13 days until I get to go back to my first home after 3 years, and it’s definitely taking a toll on my entire family, especially for me. From packing, setting up a more firm itinerary for me to be able to see both sides of my family, to buying ‘pasalubong’ for everyone, I can’t help but be reminded of my Grandfather aka my Lolo. It’s been 3 years since he passed away, but I guess since my siblings and I basically grew up in his and my Lola’s care it’s normal to have him to be constantly alive in my heart even though the last time I saw him was 8 years ago. The other day I found myself looking at buttoned up shirts, which he always wore and I pointed it out to my mom, and said that it’d be great on Lolo. Then it hit me, I miss him now more than ever. Although I’ll be able to see my Lola when I get back, it wont be the same because of her severe dementia.

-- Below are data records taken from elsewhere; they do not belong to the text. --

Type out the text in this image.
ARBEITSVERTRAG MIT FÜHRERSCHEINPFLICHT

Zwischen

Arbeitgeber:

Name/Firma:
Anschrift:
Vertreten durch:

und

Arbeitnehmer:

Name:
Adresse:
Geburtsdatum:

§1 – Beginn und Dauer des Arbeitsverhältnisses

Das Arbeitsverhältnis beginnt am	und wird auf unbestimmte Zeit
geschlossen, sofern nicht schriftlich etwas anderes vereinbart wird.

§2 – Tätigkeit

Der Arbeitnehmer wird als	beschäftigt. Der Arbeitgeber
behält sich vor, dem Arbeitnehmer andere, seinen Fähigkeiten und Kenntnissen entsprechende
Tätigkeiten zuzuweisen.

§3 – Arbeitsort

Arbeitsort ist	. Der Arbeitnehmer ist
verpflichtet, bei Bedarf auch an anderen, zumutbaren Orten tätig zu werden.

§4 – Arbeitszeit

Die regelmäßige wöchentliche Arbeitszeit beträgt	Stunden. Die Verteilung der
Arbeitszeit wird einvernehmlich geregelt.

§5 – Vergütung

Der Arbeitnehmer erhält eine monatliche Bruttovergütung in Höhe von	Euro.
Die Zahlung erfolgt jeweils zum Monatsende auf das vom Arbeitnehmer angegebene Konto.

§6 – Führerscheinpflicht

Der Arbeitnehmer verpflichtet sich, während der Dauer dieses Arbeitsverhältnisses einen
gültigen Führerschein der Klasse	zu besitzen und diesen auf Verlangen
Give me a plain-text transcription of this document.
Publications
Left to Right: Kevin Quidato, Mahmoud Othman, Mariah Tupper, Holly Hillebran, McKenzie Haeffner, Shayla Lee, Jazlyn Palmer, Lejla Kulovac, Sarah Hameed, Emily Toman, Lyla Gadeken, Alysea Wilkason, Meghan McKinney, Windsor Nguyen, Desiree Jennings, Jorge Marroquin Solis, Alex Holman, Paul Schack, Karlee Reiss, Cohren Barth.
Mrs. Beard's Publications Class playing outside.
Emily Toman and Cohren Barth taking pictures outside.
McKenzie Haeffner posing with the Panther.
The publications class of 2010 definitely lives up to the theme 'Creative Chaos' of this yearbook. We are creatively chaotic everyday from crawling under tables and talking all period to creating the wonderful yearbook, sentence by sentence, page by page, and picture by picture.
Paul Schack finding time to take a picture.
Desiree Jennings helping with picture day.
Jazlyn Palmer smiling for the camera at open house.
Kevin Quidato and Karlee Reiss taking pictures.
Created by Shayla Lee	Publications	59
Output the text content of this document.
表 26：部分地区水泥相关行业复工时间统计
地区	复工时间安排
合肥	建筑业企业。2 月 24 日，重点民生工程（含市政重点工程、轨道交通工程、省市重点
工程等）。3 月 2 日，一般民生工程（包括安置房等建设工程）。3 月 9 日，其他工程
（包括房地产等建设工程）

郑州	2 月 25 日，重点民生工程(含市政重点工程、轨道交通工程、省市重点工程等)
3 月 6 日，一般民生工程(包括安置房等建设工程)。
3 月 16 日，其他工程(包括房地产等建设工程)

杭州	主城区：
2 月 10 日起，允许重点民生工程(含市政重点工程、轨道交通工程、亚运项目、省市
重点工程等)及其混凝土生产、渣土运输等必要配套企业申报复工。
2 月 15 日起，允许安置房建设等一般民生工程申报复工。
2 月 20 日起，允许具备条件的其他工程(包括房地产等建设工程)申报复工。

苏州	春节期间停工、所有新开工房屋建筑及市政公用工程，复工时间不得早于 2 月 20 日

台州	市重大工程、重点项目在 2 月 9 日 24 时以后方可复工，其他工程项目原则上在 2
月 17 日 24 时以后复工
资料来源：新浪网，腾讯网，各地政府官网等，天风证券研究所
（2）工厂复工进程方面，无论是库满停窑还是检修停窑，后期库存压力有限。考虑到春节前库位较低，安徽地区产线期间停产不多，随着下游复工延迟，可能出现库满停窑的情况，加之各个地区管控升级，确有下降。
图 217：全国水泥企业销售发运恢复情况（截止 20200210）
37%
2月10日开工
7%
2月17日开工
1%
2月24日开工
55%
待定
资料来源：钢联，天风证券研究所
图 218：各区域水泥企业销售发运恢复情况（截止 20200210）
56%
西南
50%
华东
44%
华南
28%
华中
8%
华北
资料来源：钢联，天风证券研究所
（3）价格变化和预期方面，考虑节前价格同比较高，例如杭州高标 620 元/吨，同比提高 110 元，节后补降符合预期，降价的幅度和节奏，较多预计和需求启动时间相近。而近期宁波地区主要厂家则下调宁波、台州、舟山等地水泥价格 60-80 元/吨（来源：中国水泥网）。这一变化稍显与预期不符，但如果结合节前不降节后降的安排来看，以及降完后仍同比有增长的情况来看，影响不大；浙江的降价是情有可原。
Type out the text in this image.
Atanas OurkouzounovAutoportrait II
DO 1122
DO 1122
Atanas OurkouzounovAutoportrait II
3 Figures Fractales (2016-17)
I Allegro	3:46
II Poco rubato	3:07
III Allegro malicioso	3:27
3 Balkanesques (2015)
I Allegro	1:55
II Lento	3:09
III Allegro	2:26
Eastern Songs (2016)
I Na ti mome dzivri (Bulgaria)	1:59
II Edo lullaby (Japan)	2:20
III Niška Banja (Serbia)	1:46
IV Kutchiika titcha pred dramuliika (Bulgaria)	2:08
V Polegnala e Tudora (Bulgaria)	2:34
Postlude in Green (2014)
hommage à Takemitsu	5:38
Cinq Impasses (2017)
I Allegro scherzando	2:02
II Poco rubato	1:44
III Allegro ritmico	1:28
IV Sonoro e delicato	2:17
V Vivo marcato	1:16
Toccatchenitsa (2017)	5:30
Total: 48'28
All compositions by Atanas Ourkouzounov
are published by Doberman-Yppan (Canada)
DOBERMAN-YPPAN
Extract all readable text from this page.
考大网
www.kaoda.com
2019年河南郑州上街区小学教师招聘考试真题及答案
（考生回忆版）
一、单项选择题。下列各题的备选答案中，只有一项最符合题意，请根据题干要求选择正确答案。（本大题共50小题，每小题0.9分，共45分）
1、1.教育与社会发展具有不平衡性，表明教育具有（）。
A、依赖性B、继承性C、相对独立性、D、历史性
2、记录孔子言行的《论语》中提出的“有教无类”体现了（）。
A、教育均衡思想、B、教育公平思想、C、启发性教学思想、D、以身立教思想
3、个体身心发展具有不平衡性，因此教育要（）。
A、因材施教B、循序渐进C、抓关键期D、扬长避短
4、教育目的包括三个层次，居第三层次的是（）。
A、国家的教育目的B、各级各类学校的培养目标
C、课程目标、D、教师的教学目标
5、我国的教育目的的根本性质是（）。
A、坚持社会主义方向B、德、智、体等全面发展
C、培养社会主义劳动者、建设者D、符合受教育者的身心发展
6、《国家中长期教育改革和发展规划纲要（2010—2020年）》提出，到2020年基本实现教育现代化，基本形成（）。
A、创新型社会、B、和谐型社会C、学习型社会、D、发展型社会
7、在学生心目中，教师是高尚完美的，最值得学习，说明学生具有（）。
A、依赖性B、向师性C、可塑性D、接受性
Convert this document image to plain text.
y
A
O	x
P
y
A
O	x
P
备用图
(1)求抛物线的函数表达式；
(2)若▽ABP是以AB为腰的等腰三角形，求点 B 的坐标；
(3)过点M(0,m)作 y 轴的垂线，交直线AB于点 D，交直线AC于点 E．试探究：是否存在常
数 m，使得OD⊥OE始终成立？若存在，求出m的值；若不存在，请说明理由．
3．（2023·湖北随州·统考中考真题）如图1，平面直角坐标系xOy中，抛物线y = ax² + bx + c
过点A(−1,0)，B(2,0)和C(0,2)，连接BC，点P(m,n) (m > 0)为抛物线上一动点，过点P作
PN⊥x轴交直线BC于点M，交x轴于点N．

Ever seen The Notebook? Well, think of my Lolo as Noah and my Lola as Allie. My Lola’s dementia became so severe from the time that my family migrated, to the point where there would be times when she wouldn’t know who my Lolo is, or that they’re already married even though they were married for 49 years. I can’t imagine having to constantly love someone who can barely even remember you, yet my Lolo did it for 6 years straight.
A man of patience, love and understanding. The one who lived not to earn as much money that he could obtain, but to teach his children that the love of God is more than enough in order to live a happy life. He loved God so much, that he inspired my dad to discern religious life. The one who taught his grand children how to live simply in order to see more of God in anything and anyone that’s around them. A true man of God.
As much as I’m happy to know that my dad discerned for religious life, I’m extremely thankful know that God’s path led my father to married life. At least I know that my Lolo’s teachings will continue to be taught for generations and generations to come. I can only pray that I may also live a life that’s even remotely close to how he saw it. To become a true woman of God.